A little known artist is about to get some of the spotlight in a new art exhibit in Alabama. The Birmingham Museum of Art is unveiling a collection of French modern art. The exhibit will contain work from well-known names like Claude Monet and Mary Cassat. The show also features paintings by the lesser-known artist Marie Bracquemond. Birmingham Curator Maggie Croftland says a certain landscape is one of her favorites among this artist’s paintings.
“When we acquired it, it really came out of her family, from her descendants and it was never framed, and it's this beautiful, tiny little landscape, and we have decided not to frame it, and you won't see it on a wall. You'll see it in a case,” Croftland said.
The Birmingham Museum of Art is hosting the show “French Moderns: Monet to Matisse, 1850-1950’ after the exhibit was featured from the collection of the Brooklyn Museum. The North American Reciprocal Museum Association describes the show as one that.

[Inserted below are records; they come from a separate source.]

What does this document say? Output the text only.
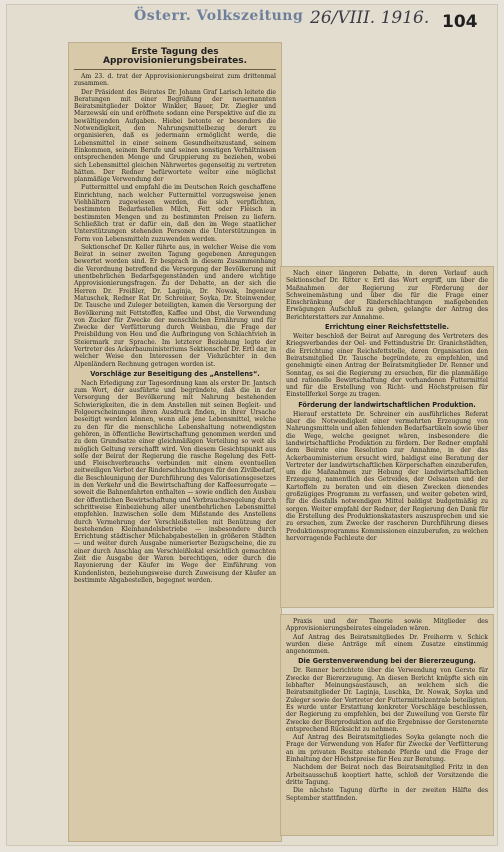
Österr. Volkszeitung 26/VIII. 1916. 104
Erste Tagung des Approvisionierungsbeirates.

Am 23. d. trat der Approvisionierungsbeirat zum drittenmal zusammen.

Der Präsident des Beirates Dr. Johann Graf Larisch leitete die Beratungen mit einer Begrüßung der neuernannten Beiratsmitglieder Doktor Winkler, Bauer, Dr. Ziegler und Marzewski ein und eröffnete sodann eine Perspektive auf die zu bewältigenden Aufgaben. Hiebei betonte er besonders die Notwendigkeit, den Nahrungsmittelbezug derart zu organisieren, daß es jedermann ermöglicht werde, die Lebensmittel in einer seinem Gesundheitszustand, seinem Einkommen, seinem Berufe und seinen sonstigen Verhältnissen entsprechenden Menge und Gruppierung zu beziehen, wobei sich Lebensmittel gleichen Nährwertes gegenseitig zu vertreten hätten. Der Redner befürwortete weiter eine möglichst planmäßige Verwendung der

Futtermittel und empfahl die im Deutschen Reich geschaffene Einrichtung, nach welcher Futtermittel vorzugsweise jenen Viehhältern zugewiesen werden, die sich verpflichten, bestimmten Bedarfsstellen Milch, Fett oder Fleisch in bestimmten Mengen und zu bestimmten Preisen zu liefern. Schließlich trat er dafür ein, daß den im Wege staatlicher Unterstützungen stehenden Personen die Unterstützungen in Form von Lebensmitteln zuzuwenden werden.

Sektionschef Dr. Keller führte aus, in welcher Weise die vom Beirat in seiner zweiten Tagung gegebenen Anregungen bewertet worden sind. Er besprach in diesem Zusammenhang die Verordnung betreffend die Versorgung der Bevölkerung mit unentbehrlichen Bedarfsgegenständen und andere wichtige Approvisionierungsfragen. Zu der Debatte, an der sich die Herren Dr. Freißler, Dr. Laginja, Dr. Nowak, Ingenieur Matuschek, Redner Rat Dr. Schreiner, Soyka, Dr. Steinwender, Dr. Tausche und Zuleger beteiligten, kamen die Versorgung der Bevölkerung mit Fettstoffen, Kaffee und Obst, die Verwendung von Zucker für Zwecke der menschlichen Ernährung und für Zwecke der Verfütterung durch Weinbau, die Frage der Preisbildung von Heu und die Aufbringung von Schlachtvieh in Steiermark zur Sprache. Im letzterer Beziehung legte der Vertreter des Ackerbauministeriums Sektionschef Dr. Ertl dar, in welcher Weise den Interessen der Viehzüchter in den Alpenländern Rechnung getragen worden ist.

Vorschläge zur Beseitigung des „Anstellens“.

Nach Erledigung zur Tagesordnung kam als erster Dr. Jantsch zum Wort, der ausführte und begründete, daß die in der Versorgung der Bevölkerung mit Nahrung bestehenden Schwierigkeiten, die in dem Anstellen mit seinen Begleit- und Folgeerscheinungen ihren Ausdruck finden, in ihrer Ursache beseitigt werden können, wenn alle jene Lebensmittel, welche zu den für die menschliche Lebenshaltung notwendigsten gehören, in öffentliche Bewirtschaftung genommen werden und zu dem Grundsatze einer gleichmäßigen Verteilung so weit als möglich Geltung verschafft wird. Von diesem Gesichtspunkt aus solle der Beirat der Regierung die rasche Regelung des Fett- und Fleischverbrauchs verbunden mit einem eventuellen zeitweiligen Verbot der Rinderschlachtungen für den Zivilbedarf, die Beschleunigung der Durchführung des Valorisationsgesetzes in den Verkehr und die Bewirtschaftung der Kaffeesurrogate — soweit die Bahnenfahrten enthalten — sowie endlich den Ausbau der öffentlichen Bewirtschaftung und Verbrauchsregelung durch schrittweise Einbeziehung aller unentbehrlichen Lebensmittel empfehlen. Inzwischen solle dem Mißstande des Anstellens durch Vermehrung der Verschleißstellen mit Benützung der bestehenden Kleinhandelsbetriebe — insbesondere durch Errichtung städtischer Milchabgabestellen in größeren Städten — und weiter durch Ausgabe numerierter Bezugscheine, die zu einer durch Anschlag am Verschleißlokal ersichtlich gemachten Zeit die Ausgabe der Waren berechtigen, oder durch die Rayonierung der Käufer im Wege der Einführung von Kundenlisten, beziehungsweise durch Zuweisung der Käufer an bestimmte Abgabestellen, begegnet werden.

Nach einer längeren Debatte, in deren Verlauf auch Sektionschef Dr. Ritter v. Ertl das Wort ergriff, um über die Maßnahmen der Regierung zur Förderung der Schweinemästung und über die für die Frage einer Einschränkung der Rinderschlachtungen maßgebenden Erwägungen Aufschluß zu geben, gelangte der Antrag des Berichterstatters zur Annahme.

Errichtung einer Reichsfettstelle.

Weiter beschloß der Beirat auf Anregung des Vertreters des Kriegsverbandes der Oel- und Fettindustrie Dr. Granichstädten, die Errichtung einer Reichsfettstelle, deren Organisation den Beiratsmitglied Dr. Tausche begründete, zu empfehlen, und genehmigte einen Antrag der Beiratsmitglieder Dr. Renner und Sonntag, es sei die Regierung zu ersuchen, für die planmäßige und rationelle Bewirtschaftung der vorhandenen Futtermittel und für die Erstellung von Richt- und Höchstpreisen für Einstellferkel Sorge zu tragen.

Förderung der landwirtschaftlichen Produktion.

Hierauf erstattete Dr. Schreiner ein ausführliches Referat über die Notwendigkeit einer vermehrten Erzeugung von Nahrungsmitteln und allen fehlenden Bedarfsartikeln sowie über die Wege, welche geeignet wären, insbesondere die landwirtschaftliche Produktion zu fördern. Der Redner empfahl dem Beirate eine Resolution zur Annahme, in der das Ackerbauministerium ersucht wird, baldigst eine Beratung der Vertreter der landwirtschaftlichen Körperschaften einzuberufen, um die Maßnahmen zur Hebung der landwirtschaftlichen Erzeugung, namentlich des Getreides, der Oelsaaten und der Kartoffeln zu beraten und ein diesen Zwecken dienendes großzügiges Programm zu verfassen, und weiter gebeten wird, für die diesfalls notwendigen Mittel baldigst budgetmäßig zu sorgen. Weiter empfahl der Redner, der Regierung den Dank für die Erstellung des Produktionskatasters auszusprechen und sie zu ersuchen, zum Zwecke der rascheren Durchführung dieses Produktionsprogramms Kommissionen einzuberufen, zu welchen hervorragende Fachleute der

Praxis und der Theorie sowie Mitglieder des Approvisionierungsbeirates eingeladen wären.

Auf Antrag des Beiratsmitgliedes Dr. Freiherrn v. Schick wurden diese Anträge mit einem Zusatze einstimmig angenommen.

Die Gerstenverwendung bei der Biererzeugung.

Dr. Renner berichtete über die Verwendung von Gerste für Zwecke der Biererzeugung. An diesen Bericht knüpfte sich ein lebhafter Meinungsaustausch, an welchem sich die Beiratsmitglieder Dr. Laginja, Luschka, Dr. Nowak, Soyka und Zuleger sowie der Vertreter der Futtermittelzentrale beteiligten. Es wurde unter Erstattung konkreter Vorschläge beschlossen, der Regierung zu empfehlen, bei der Zuweilung von Gerste für Zwecke der Bierproduktion auf die Ergebnisse der Gerstenernte entsprechend Rücksicht zu nehmen.

Auf Antrag des Beiratsmitgliedes Soyka gelangte noch die Frage der Verwendung von Hafer für Zwecke der Verfütterung an im privaten Besitze stehende Pferde und die Frage der Einhaltung der Höchstpreise für Heu zur Beratung.

Nachdem der Beirat noch das Beiratsmitglied Fritz in den Arbeitsausschuß kooptiert hatte, schloß der Vorsitzende die dritte Tagung.

Die nächste Tagung dürfte in der zweiten Hälfte des September stattfinden.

“…showcases more than 50 works from the distinguished Brooklyn Museum collection, encompassing the key avant-garde movements that emerged in and around Paris during this period. Realism, Impressionism, Post-Impressionism, Symbolism, Fauvism, Cubism, and Surrealism are represented in remarkable examples by the era’s leading artists, including Paul Cézanne, Marc Chagall, Camille Corot, Edgar Degas, Henri Matisse, Claude Monet, Berthe Morisot, and more.”
The exhibit features works of art created during a time of great change in the world and the artists that captured those images on canvas. Innovations considered as simple as oil paint in tubes made an impact on great artists. Curator Maggie Croftland says the art from this period gives us insight into how these people viewed the world around them.
“There's World War One and World War Two happens. In the meantime, the camera is invented in this period. Yeah, and these artists are trying to grapple with political turmoil and war and peace and all these developments,” she noted.
This exhibition will help kick off the seventy-fifth anniversary of the Birmingham Museum of Art.